Para mis padres fue una ruptura de todo lo que significaba dignidad, pertenencia, afirmación. Nunca pensé que llegaría a ver a mi padre arrojando libros a la basura, pero lo vi. Los libros en la lengua que lo había cercenado.

¿Y para mí? ¿Qué significó esa lengua para mí y para mi generación? Para todos los niños que nacieron en esta lengua, que amaron, que aprendieron a soñar y que un día descubrieron que era falsa. Me he preguntado miles de veces cómo puedes llegar a odiar la lengua en la que te sabes todos los cuentos y todas las canciones. Y me lo sigo preguntando todavía, siempre con un sentimiento de culpa, siempre en voz baja.

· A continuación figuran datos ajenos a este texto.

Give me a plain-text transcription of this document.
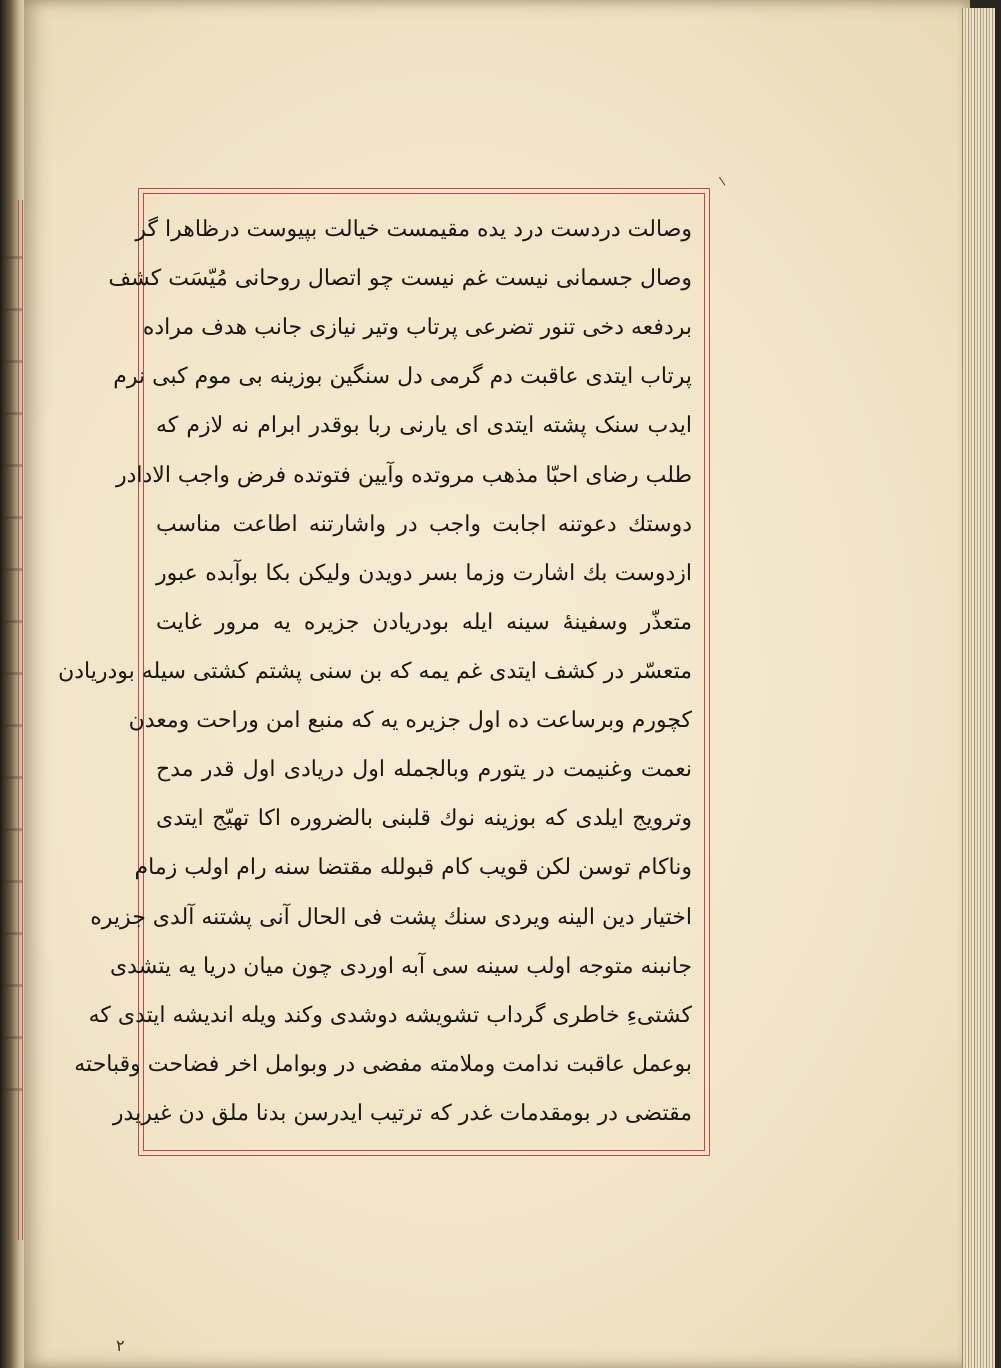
وصالت دردست درد یده مقیمست خیالت بپیوست درظاهرا گر
وصال جسمانی نیست غم نیست چو اتصال روحانی مُیّسَت کشف
بردفعه دخی تنور تضرعی پرتاب وتیر نیازی جانب هدف مراده
پرتاب ایتدی عاقبت دم گرمی دل سنگین بوزینه بی موم کبی نرم
ایدب سنک پشته ایتدی ای یارنی ربا بوقدر ابرام نه لازم که
طلب رضای احبّا مذهب مروتده وآیین فتوتده فرض واجب الادادر
دوستك دعوتنه اجابت واجب در واشارتنه اطاعت مناسب
ازدوست بك اشارت وزما بسر دویدن ولیکن بکا بوآبده عبور
متعذّر وسفینهٔ سینه ایله بودریادن جزیره یه مرور غایت
متعسّر در کشف ایتدی غم یمه که بن سنی پشتم کشتی سیله بودریادن
کچورم وبرساعت ده اول جزیره یه که منبع امن وراحت ومعدن
نعمت وغنیمت در یتورم وبالجمله اول دریادی اول قدر مدح
وترویج ایلدی که بوزینه نوك قلبنی بالضروره اکا تهیّج ایتدی
وناکام توسن لکن قویب کام قبولله مقتضا سنه رام اولب زمام
اختیار دین الینه ویردی سنك پشت فی الحال آنی پشتنه آلدی جزیره
جانبنه متوجه اولب سینه سی آبه اوردی چون میان دریا یه یتشدی
کشتیءِ خاطری گرداب تشویشه دوشدی وکند ویله اندیشه ایتدی که
بوعمل عاقبت ندامت وملامته مفضی در وبوامل اخر فضاحت وقباحته
مقتضی در بومقدمات غدر که ترتیب ایدرسن بدنا ملق دن غیریدر
٢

Con el paso del tiempo, he aprendido a guardar una cierta distancia respecto a aquellos años. Nostalgia, curiosidad, deseo de venganza… He transitado todos los estados. ¿Sin embargo, cuánto vale, en términos de indemnización, una mano o un ojo? ¿Cómo puedes robar algo que no se ve?

Me siento a menudo como los libros de mi estantería, inteligibles solo a medias, verdaderos solo a medias. Una mezcla entre lo que soy y lo que debería ser, algo que une como un pegamento vivo cosas que no se pueden unir. He estado siempre "entre", formo parte de la generación "entre", una generación en vías de desaparición.

"¡Tiene que haber un mapa!", solíamos decir de niños cuando nos topábamos con algo incomprensible. Estábamos convencidos de que cualquier carta, cualquier galimatías o adversidad se desvelaría sin duda si teníamos a mano el mapa adecuado. Han pasado muchos años hasta que he comprendido que algunas respuestas no te traen felicidad ni justicia, sino que se solidifican con el tiempo como unos hitos de piedra.

Tal vez este libro sea también un hito en un camino muy largo y accidentado. O tal vez sea un mapa.